- White Tiger as depicted in Heroes for Hire #4 (October 1997). Art by Pasqual Ferry.

Publication information
- Publisher: Marvel Comics
- First appearance: Heroes for Hire #1 (July 1997)
- Created by: Roger Stern (writer) Pascual Ferry (artist)

In-story information
- Team affiliations: Heroes for Hire U-Foes
- Notable aliases: Tiger
- Abilities: Martial arts skills Superhuman speed, agility, and reflexes Feline transformation Resistance to mental powers

= White Tiger (Heroes for Hire) =

White Tiger is a fictional animal superhero character appearing in American comic books published by Marvel Comics. The character has been depicted as a white Bengal tigress capable of mutating into a woman, that appeared in the series Heroes for Hire. She is the second character to use the identity of the White Tiger, the first being Hector Ayala.

==Fictional character biography==
When the High Evolutionary mutated a wolf into a powerful creature called the Man-Beast, his creation turned evil and escaped. High Evolutionary created a second altered animal to catch his rogue wolf. He mutated a white Bengal tigress into a humanoid form, whom he named the White Tiger. Unlike the other New Men, she can transform between her normal and humanoid forms at will.

During her quest, White Tiger encounters the U-Foes and falls in love with their leader, Vector. When the U-Foes attack the Vault prison, White Tiger leaves the team. She eventually encounters Iron Fist and joins his team, Heroes for Hire. White Tiger tries to keep her origins a secret, but during a training session with Iron Fist, he defeats her several times in mock combat. White Tiger's anger overwhelms her, causing her to revert to her tiger form. She fears that she will be shunned, but is ultimately accepted as part of the team.

White Tiger is returned to her natural form

White Tiger later becomes attracted to Iron Fist, but learns that he is already in love with Misty Knight and attempts to attack her. Heartbroken by the experience, White Tiger returns to the High Evolutionary and has him devolve her and return her to the wild.

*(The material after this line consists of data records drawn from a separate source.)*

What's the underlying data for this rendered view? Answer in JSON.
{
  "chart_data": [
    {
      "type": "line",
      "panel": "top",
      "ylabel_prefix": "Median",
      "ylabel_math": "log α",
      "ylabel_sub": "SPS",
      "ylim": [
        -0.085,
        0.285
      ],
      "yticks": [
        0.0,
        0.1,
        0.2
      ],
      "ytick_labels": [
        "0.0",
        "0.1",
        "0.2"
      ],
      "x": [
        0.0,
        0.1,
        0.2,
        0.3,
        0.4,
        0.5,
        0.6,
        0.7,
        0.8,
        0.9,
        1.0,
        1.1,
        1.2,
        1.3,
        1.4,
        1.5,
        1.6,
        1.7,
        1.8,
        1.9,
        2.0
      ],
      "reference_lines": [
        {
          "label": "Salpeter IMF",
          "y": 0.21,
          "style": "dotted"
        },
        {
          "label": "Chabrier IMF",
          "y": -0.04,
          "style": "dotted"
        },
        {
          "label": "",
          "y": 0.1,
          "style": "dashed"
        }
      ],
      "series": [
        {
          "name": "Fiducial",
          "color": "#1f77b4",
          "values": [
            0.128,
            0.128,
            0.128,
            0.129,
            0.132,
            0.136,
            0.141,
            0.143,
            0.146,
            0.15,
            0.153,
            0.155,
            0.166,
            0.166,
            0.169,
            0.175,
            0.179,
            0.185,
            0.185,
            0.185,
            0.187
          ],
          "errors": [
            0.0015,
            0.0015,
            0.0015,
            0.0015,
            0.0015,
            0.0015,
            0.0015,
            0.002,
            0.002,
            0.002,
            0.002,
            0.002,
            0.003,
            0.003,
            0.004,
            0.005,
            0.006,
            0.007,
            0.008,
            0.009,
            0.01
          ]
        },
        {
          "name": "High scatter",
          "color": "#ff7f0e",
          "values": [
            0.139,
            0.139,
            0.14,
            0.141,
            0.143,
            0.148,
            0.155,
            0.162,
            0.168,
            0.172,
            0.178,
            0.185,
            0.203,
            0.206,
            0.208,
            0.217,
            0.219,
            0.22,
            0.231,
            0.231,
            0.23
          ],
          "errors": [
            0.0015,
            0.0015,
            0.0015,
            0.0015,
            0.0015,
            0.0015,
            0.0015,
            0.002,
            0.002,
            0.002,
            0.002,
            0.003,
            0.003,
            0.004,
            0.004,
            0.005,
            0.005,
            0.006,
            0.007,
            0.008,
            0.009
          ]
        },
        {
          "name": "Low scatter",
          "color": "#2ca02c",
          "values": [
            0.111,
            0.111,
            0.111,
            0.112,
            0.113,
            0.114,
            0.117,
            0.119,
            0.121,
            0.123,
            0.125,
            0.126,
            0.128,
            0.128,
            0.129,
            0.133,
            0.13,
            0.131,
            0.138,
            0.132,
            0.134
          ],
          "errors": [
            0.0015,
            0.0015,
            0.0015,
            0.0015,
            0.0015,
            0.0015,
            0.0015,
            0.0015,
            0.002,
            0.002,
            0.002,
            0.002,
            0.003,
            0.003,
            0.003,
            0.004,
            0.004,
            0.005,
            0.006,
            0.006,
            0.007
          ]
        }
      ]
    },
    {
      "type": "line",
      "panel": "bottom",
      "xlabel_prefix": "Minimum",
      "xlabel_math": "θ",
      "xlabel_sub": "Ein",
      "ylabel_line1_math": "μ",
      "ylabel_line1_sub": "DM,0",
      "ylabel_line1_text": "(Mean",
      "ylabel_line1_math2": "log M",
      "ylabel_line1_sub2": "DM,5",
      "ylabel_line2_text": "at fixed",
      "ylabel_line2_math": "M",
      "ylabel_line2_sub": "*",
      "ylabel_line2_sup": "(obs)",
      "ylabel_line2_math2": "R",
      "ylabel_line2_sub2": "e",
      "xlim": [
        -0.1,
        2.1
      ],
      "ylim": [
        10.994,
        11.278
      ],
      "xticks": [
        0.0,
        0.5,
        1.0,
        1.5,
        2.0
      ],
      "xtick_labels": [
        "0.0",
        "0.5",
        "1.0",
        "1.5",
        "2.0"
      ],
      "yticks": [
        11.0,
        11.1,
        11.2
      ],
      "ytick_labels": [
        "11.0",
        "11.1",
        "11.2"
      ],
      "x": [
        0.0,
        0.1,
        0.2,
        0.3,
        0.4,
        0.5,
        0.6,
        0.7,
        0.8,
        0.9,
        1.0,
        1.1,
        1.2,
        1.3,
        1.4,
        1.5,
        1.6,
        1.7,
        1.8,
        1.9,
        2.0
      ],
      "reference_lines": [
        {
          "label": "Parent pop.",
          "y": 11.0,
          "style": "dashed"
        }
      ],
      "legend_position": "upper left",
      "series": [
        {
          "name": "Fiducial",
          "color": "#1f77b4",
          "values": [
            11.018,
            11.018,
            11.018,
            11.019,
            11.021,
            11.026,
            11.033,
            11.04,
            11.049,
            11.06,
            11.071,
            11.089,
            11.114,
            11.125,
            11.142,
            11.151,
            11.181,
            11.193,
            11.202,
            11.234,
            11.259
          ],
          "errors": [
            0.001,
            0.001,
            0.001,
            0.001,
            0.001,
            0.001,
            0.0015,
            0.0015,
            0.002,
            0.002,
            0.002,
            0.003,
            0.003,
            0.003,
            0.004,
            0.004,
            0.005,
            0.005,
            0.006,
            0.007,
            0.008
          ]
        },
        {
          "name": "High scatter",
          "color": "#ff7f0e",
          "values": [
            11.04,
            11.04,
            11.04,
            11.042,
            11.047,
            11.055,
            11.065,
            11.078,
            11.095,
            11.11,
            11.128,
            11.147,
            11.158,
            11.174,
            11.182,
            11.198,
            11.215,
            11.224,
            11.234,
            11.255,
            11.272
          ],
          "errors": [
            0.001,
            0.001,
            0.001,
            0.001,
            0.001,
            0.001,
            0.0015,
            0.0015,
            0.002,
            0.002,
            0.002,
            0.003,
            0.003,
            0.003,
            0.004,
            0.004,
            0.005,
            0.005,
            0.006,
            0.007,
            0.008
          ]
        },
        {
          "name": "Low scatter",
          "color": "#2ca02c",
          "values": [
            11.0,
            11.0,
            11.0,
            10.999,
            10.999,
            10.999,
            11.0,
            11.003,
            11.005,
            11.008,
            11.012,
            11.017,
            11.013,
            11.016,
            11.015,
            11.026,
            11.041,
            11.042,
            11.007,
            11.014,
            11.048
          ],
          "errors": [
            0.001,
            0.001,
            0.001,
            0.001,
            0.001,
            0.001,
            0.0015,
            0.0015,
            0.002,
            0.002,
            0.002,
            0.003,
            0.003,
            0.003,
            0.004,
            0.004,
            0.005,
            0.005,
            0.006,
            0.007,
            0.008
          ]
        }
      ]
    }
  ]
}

In the X-Men: Endangered Species storyline, it is revealed that the White Tiger has a sister who was altered into a humanoid white tiger called Snow Queen.

==Powers and abilities==
White Tiger is an expert martial artist who has cat-like speed and reflexes. Her gloves are equipped with razor-sharp claws. If angered, White Tiger can return to her tiger form, and in this form, she has powerful claws, superhuman strength, and enhanced senses. She can even assume a human/tiger hybrid form, becoming a weretiger.

In order for White Tiger to be able to confront and capture Man-Beast, High Evolutionary endowed her with resistance to psionic powers, making White Tiger immune to Man-Beast's mind-control abilities.